为庆祝中华人民共和国建国七十周年,泸州市举办“百姓戏迷剧场”,每月都有演出。我作为这座城市的昔日市民,有幸观摩到一场精彩的折子戏,很是惬意。
其中由泸州市川剧团第一小生包靖领衔主演的《逼侄赴科》尤使我观后心情久久不能平静。
《逼侄赴科》是《玉簪记》中的一折,是完善人物形象,刻画主角潘必正的关键一幕。
《玉簪记》原是明代万历年间著名剧作家高濂创作的传奇戏剧。几百年来,各种地方戏争先改编、上演,是一出演绎才子佳人,经久不衰的精品传统剧目。
《玉簪记》是道姑陈妙常与书生潘必正冲破封建礼教和道法清规的约束而相恋结合的故事。
金兀术南侵,少女陈娇莲在逃难中与母失散,入金陵女贞观为道士,法名妙常。府尹张于湖赴任经过,曾向妙常挑逗,但为所拒。女贞观主潘法成之侄潘必正会试落第,也来到女贞观。
陈、潘二人经过茶叙、琴挑、偷诗一番曲折后,终于私自结合。事为观主觉察,乃逼必正赴试。登程之日,妙常追至江边,雇船赶上,哭诉别情。后潘生登第得官,迎娶妙常归家团聚。
而《逼侄赴科》,则是书生潘必正上京赴考时染病,寄宿在姑母主持的女贞观中养病攻书。他与观内青年道姑陈妙嫦暗中生情,互送鸯鸳坠与玉簪作为信物。必正、妙嫦相爱之事被老观主潘必正之姑母察觉。
观主深怕玷污教门清规和贻误侄儿锦绣前程,遂逼侄儿潘必正离观去临安赴考。在神堂拜别之时,必正与妙嫦相见不能相言,只得巧诉衷情,暗送话别之情,充满悲喜剧色彩。
走出江阳艺术宫,正夜色深沉。我在归家的路上从《逼侄赴科》的余音中联想到一个家庭教育问题:
子女在长身体,学知识的青少年时代,沉湎于风花雪月,不思上进,而家长放任自流,毫无家法约束,这对思想并未成熟的子女是不负责任的态度。尽管潘必正的姑母的“逼”有棒打鸳鸯之嫌,残忍地扮演了一个封建卫道者角色。但她为侄子的长远利益着想,逼侄离观,暂时斩断情缘,也有着家庭教育的积极意义。
那时人们推崇的是“先有金榜题名,后有洞房花烛”,作为姑母,这一举措不能算“错”!
如今的孩子,家庭教育一旦松懈,孩子的逆生长就会膨胀起来。教育,本来就是一种强制手段,“逼”也是一股动力。所谓“子不教,父之过”就是在论证家庭教育的主观性和严肃性。

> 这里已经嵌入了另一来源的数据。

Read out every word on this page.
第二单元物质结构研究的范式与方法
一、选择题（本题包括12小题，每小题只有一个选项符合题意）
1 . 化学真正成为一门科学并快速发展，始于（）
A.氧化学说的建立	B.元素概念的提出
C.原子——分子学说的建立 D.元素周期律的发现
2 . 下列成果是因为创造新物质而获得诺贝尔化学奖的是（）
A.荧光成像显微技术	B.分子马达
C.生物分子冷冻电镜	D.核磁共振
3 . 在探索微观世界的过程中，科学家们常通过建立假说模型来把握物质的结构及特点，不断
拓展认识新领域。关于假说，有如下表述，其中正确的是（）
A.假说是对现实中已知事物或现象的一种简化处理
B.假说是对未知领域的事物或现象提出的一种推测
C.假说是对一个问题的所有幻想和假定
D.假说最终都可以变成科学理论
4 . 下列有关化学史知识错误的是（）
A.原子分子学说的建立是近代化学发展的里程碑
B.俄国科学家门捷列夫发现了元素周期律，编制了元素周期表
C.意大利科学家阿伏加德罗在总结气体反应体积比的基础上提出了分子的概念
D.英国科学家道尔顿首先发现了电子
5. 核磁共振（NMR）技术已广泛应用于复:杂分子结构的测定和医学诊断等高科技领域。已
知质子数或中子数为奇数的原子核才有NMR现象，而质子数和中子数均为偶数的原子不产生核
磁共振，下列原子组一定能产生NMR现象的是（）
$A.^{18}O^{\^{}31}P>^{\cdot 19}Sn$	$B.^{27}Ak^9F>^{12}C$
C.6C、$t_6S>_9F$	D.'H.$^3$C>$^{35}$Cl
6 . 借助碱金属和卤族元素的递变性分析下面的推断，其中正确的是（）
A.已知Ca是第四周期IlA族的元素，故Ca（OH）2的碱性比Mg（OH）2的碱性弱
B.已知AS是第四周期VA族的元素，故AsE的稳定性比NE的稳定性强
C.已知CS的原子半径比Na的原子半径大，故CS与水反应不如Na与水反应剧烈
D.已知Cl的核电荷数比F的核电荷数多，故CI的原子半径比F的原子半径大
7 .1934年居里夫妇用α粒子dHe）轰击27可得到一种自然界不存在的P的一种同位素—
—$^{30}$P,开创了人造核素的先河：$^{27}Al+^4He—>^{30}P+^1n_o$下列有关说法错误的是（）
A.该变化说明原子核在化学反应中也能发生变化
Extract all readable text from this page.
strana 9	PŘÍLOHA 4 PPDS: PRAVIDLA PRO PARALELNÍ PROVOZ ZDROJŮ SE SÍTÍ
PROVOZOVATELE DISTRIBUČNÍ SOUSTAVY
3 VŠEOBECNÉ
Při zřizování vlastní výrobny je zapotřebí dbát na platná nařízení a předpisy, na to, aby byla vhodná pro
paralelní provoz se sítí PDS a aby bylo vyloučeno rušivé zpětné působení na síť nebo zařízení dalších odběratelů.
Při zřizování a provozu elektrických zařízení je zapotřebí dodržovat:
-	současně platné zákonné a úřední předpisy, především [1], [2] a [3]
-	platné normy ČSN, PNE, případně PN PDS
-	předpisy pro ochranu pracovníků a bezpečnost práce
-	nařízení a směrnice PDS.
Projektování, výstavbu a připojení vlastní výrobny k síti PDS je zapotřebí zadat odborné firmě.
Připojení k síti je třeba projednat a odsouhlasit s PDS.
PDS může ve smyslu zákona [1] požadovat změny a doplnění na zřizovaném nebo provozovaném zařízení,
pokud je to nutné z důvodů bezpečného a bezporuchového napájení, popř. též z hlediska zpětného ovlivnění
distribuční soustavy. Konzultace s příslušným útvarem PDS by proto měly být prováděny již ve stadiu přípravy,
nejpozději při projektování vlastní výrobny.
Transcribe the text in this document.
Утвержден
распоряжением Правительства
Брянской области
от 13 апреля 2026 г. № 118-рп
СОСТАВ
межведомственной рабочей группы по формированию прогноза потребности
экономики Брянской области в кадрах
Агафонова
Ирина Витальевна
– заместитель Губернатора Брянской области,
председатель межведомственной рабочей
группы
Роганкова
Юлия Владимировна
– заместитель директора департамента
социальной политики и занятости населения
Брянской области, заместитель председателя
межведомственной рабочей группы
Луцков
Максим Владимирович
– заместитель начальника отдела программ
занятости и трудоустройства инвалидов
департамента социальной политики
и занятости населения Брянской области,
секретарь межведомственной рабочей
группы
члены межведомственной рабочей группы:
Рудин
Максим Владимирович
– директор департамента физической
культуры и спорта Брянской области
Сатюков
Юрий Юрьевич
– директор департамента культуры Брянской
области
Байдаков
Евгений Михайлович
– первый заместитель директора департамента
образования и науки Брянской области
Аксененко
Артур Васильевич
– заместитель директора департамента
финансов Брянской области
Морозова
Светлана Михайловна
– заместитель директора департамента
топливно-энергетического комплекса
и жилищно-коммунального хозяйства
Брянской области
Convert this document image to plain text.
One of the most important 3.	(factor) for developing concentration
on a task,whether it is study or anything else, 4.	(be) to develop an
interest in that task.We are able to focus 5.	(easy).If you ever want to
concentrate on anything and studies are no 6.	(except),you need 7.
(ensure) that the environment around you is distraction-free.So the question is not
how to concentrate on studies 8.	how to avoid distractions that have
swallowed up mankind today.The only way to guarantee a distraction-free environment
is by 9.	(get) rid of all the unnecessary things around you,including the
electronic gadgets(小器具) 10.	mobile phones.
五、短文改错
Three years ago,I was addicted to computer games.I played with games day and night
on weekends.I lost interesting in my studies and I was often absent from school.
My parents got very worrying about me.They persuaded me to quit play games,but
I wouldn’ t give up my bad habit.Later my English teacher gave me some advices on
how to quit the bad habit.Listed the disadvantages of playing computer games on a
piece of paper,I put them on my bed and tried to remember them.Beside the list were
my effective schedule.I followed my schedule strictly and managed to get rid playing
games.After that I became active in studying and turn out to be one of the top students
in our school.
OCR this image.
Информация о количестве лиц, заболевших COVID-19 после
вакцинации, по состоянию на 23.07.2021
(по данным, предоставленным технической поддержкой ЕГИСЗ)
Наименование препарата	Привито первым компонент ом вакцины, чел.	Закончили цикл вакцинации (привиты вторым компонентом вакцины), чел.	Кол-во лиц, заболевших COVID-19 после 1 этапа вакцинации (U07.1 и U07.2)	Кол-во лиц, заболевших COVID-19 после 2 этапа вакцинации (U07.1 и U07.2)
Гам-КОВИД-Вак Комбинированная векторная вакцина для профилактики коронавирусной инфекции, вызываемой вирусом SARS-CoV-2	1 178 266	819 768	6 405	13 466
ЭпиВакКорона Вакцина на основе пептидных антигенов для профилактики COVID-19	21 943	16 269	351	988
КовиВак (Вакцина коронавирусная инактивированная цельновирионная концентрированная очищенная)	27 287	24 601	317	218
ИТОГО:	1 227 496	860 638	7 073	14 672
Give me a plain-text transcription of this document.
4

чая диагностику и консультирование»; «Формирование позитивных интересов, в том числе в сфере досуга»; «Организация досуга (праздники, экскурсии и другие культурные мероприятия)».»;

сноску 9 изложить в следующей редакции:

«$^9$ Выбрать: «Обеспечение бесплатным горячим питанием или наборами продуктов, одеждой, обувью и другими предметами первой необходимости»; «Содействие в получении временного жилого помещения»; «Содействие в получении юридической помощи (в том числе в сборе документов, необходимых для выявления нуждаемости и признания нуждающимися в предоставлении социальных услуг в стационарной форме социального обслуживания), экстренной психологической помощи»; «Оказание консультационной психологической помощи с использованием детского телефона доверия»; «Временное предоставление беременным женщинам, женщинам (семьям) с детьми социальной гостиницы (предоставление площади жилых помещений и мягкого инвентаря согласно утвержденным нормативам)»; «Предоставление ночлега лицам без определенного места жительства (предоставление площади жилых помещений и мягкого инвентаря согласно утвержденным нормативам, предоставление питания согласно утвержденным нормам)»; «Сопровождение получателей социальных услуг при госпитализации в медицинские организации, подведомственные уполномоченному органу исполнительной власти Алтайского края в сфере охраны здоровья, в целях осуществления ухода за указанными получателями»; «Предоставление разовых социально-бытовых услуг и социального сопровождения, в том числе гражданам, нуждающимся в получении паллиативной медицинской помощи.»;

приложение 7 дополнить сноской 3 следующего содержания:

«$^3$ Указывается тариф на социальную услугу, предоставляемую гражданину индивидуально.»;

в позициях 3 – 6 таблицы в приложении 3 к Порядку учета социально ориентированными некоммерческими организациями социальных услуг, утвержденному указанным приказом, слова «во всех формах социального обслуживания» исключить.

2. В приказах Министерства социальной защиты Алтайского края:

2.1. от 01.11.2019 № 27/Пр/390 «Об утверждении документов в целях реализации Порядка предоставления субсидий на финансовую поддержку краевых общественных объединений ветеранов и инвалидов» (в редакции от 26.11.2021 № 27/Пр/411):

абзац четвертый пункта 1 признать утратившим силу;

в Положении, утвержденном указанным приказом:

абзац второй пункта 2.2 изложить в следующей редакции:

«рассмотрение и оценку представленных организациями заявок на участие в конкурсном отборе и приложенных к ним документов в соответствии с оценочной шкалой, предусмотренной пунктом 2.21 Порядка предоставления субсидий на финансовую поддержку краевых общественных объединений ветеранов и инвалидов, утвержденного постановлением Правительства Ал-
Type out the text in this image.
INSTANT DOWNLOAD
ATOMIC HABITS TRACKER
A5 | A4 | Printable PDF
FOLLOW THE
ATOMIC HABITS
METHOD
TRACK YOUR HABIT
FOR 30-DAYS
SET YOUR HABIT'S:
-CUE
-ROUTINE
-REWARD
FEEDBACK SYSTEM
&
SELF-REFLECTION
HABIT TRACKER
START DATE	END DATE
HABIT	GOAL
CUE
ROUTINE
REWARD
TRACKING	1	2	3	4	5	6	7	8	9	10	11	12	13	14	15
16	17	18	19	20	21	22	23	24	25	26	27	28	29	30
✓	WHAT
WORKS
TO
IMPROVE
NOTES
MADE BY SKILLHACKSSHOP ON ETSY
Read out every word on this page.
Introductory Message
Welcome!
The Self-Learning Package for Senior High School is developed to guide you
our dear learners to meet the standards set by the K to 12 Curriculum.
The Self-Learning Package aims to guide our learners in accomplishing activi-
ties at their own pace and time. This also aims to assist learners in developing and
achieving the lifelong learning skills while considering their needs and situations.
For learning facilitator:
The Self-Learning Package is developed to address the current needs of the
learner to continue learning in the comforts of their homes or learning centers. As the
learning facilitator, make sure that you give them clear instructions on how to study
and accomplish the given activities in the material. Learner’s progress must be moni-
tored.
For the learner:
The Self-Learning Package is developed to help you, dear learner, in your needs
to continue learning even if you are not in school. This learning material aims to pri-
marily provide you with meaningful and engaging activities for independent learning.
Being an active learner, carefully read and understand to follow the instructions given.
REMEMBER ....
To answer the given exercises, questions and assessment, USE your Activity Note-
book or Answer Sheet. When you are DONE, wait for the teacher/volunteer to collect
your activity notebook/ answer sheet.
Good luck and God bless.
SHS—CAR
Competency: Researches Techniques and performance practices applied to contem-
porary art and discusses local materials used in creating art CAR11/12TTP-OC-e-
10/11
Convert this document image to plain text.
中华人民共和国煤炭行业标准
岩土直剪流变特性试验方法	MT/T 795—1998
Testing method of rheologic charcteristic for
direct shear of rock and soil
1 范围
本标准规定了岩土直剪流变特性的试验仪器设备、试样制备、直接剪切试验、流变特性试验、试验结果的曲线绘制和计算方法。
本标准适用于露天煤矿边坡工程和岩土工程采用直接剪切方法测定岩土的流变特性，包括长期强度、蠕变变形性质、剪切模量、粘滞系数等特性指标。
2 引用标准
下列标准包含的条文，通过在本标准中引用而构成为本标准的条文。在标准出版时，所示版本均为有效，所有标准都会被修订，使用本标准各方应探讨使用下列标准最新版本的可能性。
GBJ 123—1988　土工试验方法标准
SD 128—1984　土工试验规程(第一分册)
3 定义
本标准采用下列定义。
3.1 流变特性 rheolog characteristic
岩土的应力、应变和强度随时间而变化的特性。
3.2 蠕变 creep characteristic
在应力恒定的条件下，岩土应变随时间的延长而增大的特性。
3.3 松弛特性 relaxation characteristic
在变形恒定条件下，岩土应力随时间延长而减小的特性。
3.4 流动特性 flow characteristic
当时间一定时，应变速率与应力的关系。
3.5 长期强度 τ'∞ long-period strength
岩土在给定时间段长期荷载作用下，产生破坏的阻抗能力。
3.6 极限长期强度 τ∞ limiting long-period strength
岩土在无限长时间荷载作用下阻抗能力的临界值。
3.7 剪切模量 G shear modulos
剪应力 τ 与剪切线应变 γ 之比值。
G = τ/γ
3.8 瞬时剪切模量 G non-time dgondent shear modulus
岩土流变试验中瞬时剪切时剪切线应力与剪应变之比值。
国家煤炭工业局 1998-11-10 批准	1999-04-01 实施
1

《逼侄赴科》中的姑母手段残忍,可慈悲之心,笔者认为显示了家庭教育的“正能量”。
望子成才是天下父母之心,但离开了“逼”的正能量,家长做心不在焉的“牧羊人”,无规无矩,过早的给予子女的“自由空间”,任随“早恋”占据学习时间,这样到头来只能“望子成龙”便是一场梦境。